Richard Millett expose of LSE event praising suicide bomber is picked up by UK media

Cross posted from Richard Millett’s Blog

Aitemad Muhanna-Matar, Zena Agha, Rana B. Baker,  Mezna Qato at LSE last week.
Aitemad Muhanna-Matar, Zena Agha, Rana B. Baker, Mezna Qato at LSE last week.

Last Tuesday, 27th January (Holocaust Memorial Day), at a joint Palestine Society and Feminist Society event at the London School of Economics, Zena Agha accused Israelis of utilising the idea of rape as a “weapon of war” against Palestinian women, and Rana B. Baker glorified Sana’a Mehaidli who blew herself up in Lebanon in 1985 killing two Israeli soldiers.
I wrote about the event here and LSE’s online newspaper has been covering all the fallout in detail.
LSE’s Israel Society immediately lodged a complaint against the LSE Student Union over Baker’s remarks (Why not over Agha’s remarks also?) and the Feminist Society immediately apologised:

“Having reviewed the statements, regarding applauding an attack against Israeli soldiers, made by a speaker at our event we apologise unequivocally on behalf of the Feminist Society. We give platforms to oppressed peoples, including those under violent occupations, but that does not mean that their views always reflect our own. The Feminist Society is truly regretful that we have caused offence.”

Shamefully, the same cannot be said of the Palestine Society which stated:

“Although the LSESU Palestine Society does not necessarily share the views held by the speaker, we maintain that she is entitled to them and is free to express her analysis on the issue, whatever that may be.”

Incredibly, the chairperson of last week’s event Aitemad Muhanna-Matar, a research fellow at the LSE’s Middle East Centre, then took the issue to new depths with her equating of Israelis and Nazis.

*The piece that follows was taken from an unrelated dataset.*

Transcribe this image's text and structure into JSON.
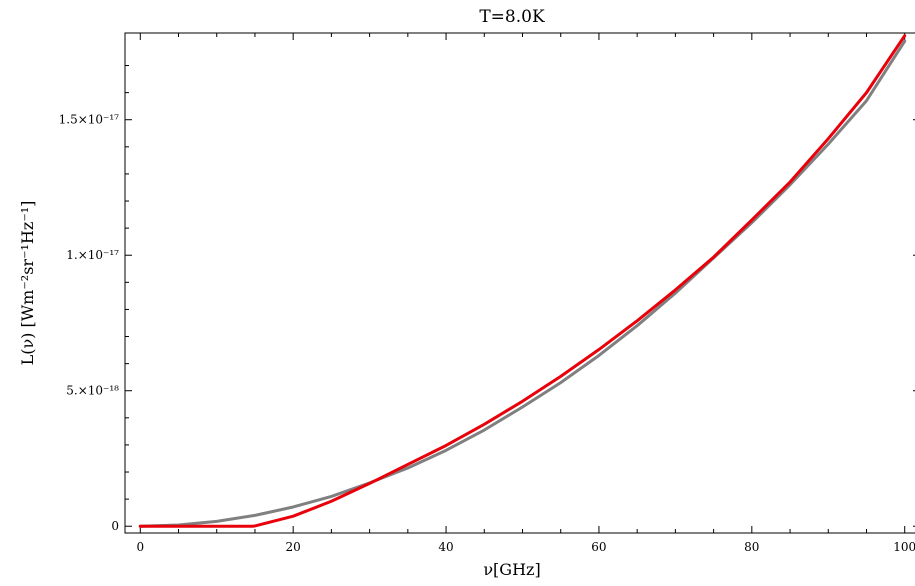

She said to the online newspaper:

“These resistance military actions were done in the western history by the IRA, during the American and French revolutions. At a lesser extent, Jews resisted against the Nazist (sic) kidnappers, but faced certain death, the same as Palestinians who committed violence against the Israelis certainly face certain death.”

LSE’s Jewish Society lodged a formal complaint over that remark. Samiha Begum, LSE Student Union Black and Minority Ethnics Students Officer, defended Muhanna-Matar by explaining “She doesn’t compare the regimes she compares the resistance.”
Meanwhile, Zena Agha wrote on her own blog that I had accused her of “urging the audience to see ISIS in a different light – an accusation made all the more hurtful given that my cousin was killed by ISIS activities in Baghdad six months ago and my family is still in mourning.”
I am sorry for Zena’s loss. However, Zena did say just that. She told the audience not to adopt the Western narrative about ISIS.
I will keep you updated on the results of the investigations.
But let’s be clear. Imagine how our universities would look if whenever there was an event one side falsely accused the other of weaponising rape and then went on to glorify those who kill.
And more to the point not only did two Israeli soldiers lose their lives in Mehaidli’s suicide bombing but Mehaidli lost hers also at the tender age of 16.
Three families are still in mourning for the needless loss of loved ones. That is, in effect, what Baker glorified last week.
On a brighter note as a result of my blog about the event Baker’s sickening glorification was reported in Saturday’s Times (Times of London). 
times
The Times reported that Baker “called for applause for Sana’a Mehaidli” and that she said her attack was “worthy of a standing ovation”. The Times also reported that LSE’s Jewish Society and the Israel Society lodged complaints prompting investigations by LSE’s governance, legal and policy division.